I stood beside him, trying not to shiver. The wind was thin up here, but honest.

He looked out, then said—flat, no cruelty in it, just fact:

“So. Was the wind cracking from beneath the door of your past worth it?”

I held the can, unopened. “That’s a bit poetic for you.”

I gave a breath that wasn’t quite a laugh. “Yeah. It was worth it.”

“You’re lying.”

I looked at him, surprised.

“You were smiling when she hugged you,” he said. “And you went quiet the second we left.”

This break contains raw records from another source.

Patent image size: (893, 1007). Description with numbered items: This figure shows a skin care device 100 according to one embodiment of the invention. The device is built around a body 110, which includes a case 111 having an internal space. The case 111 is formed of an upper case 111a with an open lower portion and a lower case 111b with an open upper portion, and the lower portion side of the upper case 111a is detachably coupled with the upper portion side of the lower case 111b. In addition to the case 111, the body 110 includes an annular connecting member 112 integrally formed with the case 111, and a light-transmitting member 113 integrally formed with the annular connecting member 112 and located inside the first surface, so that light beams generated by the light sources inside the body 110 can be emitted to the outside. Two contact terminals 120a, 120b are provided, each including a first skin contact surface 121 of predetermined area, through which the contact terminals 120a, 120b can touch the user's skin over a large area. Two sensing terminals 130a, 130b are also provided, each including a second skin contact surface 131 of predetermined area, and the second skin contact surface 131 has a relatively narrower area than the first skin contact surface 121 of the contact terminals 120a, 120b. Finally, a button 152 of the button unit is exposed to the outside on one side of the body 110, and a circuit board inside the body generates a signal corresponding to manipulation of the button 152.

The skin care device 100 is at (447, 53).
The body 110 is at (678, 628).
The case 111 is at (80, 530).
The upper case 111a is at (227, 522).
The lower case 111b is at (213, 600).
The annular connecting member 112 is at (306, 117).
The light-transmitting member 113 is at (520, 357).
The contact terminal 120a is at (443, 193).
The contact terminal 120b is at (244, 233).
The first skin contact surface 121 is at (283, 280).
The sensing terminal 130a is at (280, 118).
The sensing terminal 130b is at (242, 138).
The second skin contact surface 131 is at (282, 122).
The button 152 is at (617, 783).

I turned away. The lights blurred a little, not from distance. “She hasn’t changed.”

“You have.”

Silence again.

He didn’t push, didn’t dig.

But then he asked, softer than I expected: “Did you ever talk to your parents about it? The heartbreak?”

“No,” I said instantly. “I haven’t said anything to Dad.”

His head tilted. “Why not?”

“What would I say? ‘Hey, Dad, remember that boy you thought was too perfect to be true? Turns out you were right.’”

He was quiet again. But not absent. Just giving space.

Then: “Let it out.”

“What?”

“Let it out,” he repeated like he was unlocking something with the phrase.

I felt my chest tighten. I gripped the soda can harder. “I don’t even know where to start.”

He didn’t look at me. Just sipped his drink, watching the traffic like it was giving him a lecture.

“Start with how it happened.”

And just like that, I felt the dam in my throat crack.

But I didn’t speak yet.

I just breathed.

And tried to remember the moment it all began to end.